Cumhurbaşkanı, destekçilerine hitaben konuşmasında, “Tunus yeni bir aşamaya girdi” diyerek, oylama süreci iki günden fazla sürmesi halinde katılımın daha yüksek olabileceğini söyledi.
Cumhurbaşkanı, “Bugün çaresizlik ve hüsran kıyısından umut ve eylem kıyısına geçtik.

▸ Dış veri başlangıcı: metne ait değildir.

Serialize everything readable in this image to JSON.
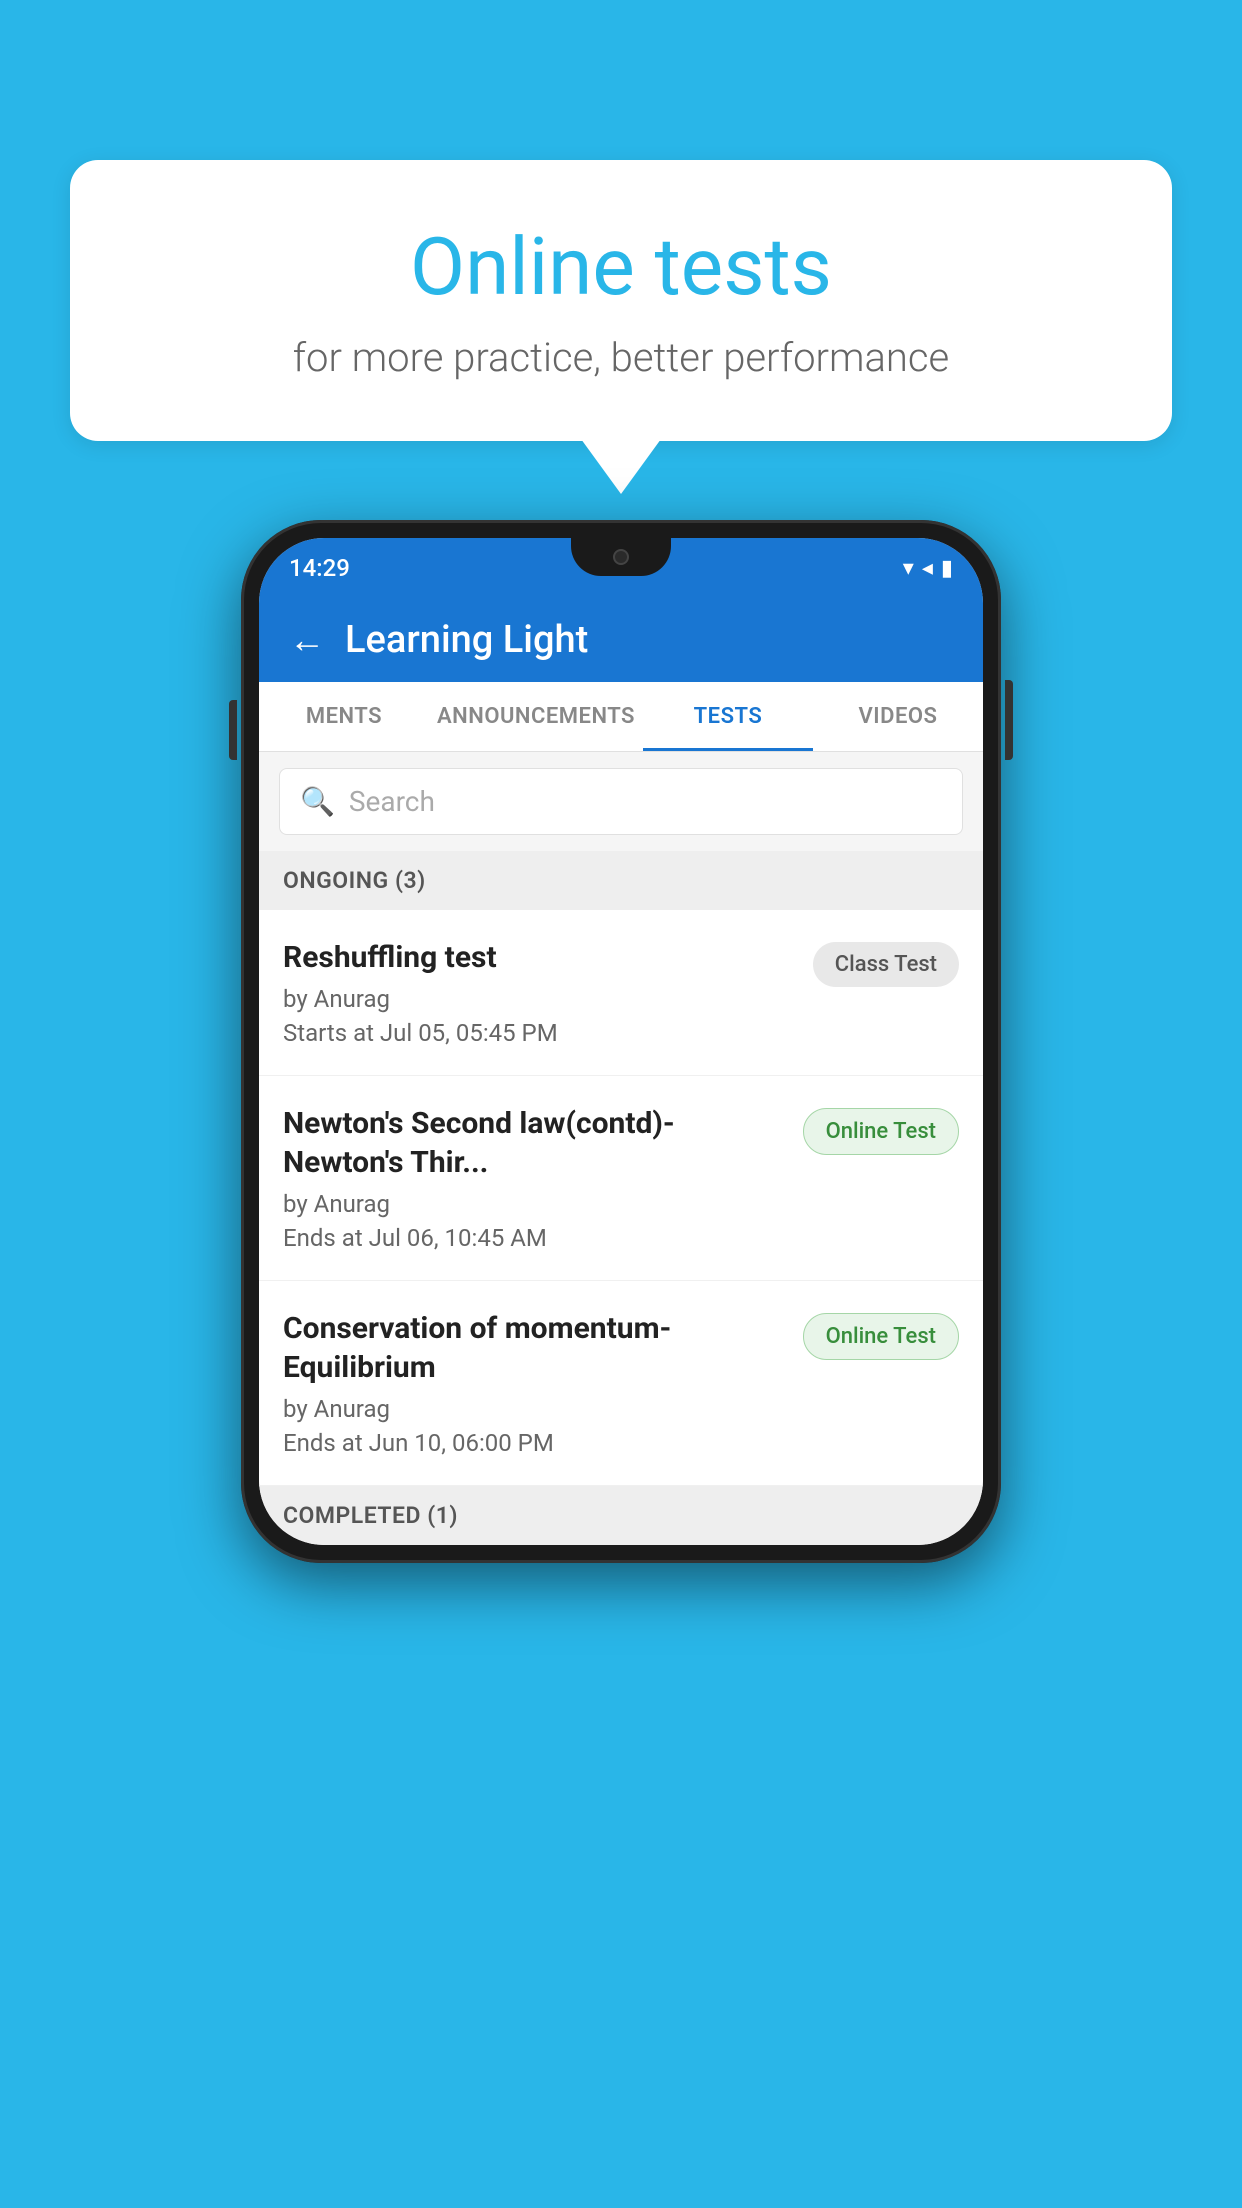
{
  "background_color": "#29b6e8",
  "bubble": {
    "title": "Online tests",
    "subtitle": "for more practice, better performance"
  },
  "phone": {
    "time": "14:29",
    "app_title": "Learning Light",
    "back_label": "←",
    "tabs": [
      {
        "label": "MENTS",
        "active": false
      },
      {
        "label": "ANNOUNCEMENTS",
        "active": false
      },
      {
        "label": "TESTS",
        "active": true
      },
      {
        "label": "VIDEOS",
        "active": false
      }
    ],
    "search": {
      "placeholder": "Search"
    },
    "section_ongoing": "ONGOING (3)",
    "section_completed": "COMPLETED (1)",
    "tests": [
      {
        "name": "Reshuffling test",
        "by": "by Anurag",
        "time": "Starts at  Jul 05, 05:45 PM",
        "badge": "Class Test",
        "badge_type": "class"
      },
      {
        "name": "Newton's Second law(contd)-Newton's Thir...",
        "by": "by Anurag",
        "time": "Ends at  Jul 06, 10:45 AM",
        "badge": "Online Test",
        "badge_type": "online"
      },
      {
        "name": "Conservation of momentum-Equilibrium",
        "by": "by Anurag",
        "time": "Ends at  Jun 10, 06:00 PM",
        "badge": "Online Test",
        "badge_type": "online"
      }
    ]
  }
}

Bunu da halkın iradesi ve buna hizmet edecek mevzuat sayesinde başaracağız” dedi.
Yeni tip koronavirüs salgını ve buğday ithal ettiği Ukrayna’daki savaş nedeniyle şiddetlenen ekonomik krizle karşı karşıya olan Tunus, 2019’da demokratik olarak seçilen Said’in 25 Temmuz 2021’de tüm yetkileri ele geçirmesinden bu yana derinden kutuplaşmış durumda.
Sigma Conseil İstatislik Enstitüsü müdürü Hasan Zarkuni AFP’ye verdiği demeçte, seçmenlerin yüzde 92 ila 93’ünün Cumhurbaşkanı Said’in anayasasını onayladığını söyledi.
Ana muhalefet partileri, ülkeyi 2011’den öncekine benzer bir otoriter rejime döndürmesinden endişe edilen anayasayı boykot ederken, Bağımsız Seçim Yüksek Kurumu’na göre 9,3 milyon kayıtlı seçmenin yüzde 27,54’ü referanduma katıldı.
2019’da yapılan son milletvekili seçimlerine seçmenlerin yüzde 32’si katılmıştı.
Hasan Zarkuni, “Seçmenler özellikle en dezavantajlı orta sınıftan ve ekonomik, politik ve sosyal olarak hayal kırıklığına uğradıklarını hisseden yetişkinlerden oluşuyordu” dedi.
Tartışmalı yeni anayasa, 2014’ten bu yana yürürlükte olan parlamenter sisteme aykırı olarak cumhurbaşkanına geniş yetkiler veriyor.
Yeni anayasaya göre cumhurbaşkanı, başbakanın önerisi üzerine bir hükümet atayacak ve bakanları tek taraflı olarak görevden alabilecekken, 2014 anayasasından farklı olarak parlamentonun bir yönetim oluşturmada hiçbir rolü yok.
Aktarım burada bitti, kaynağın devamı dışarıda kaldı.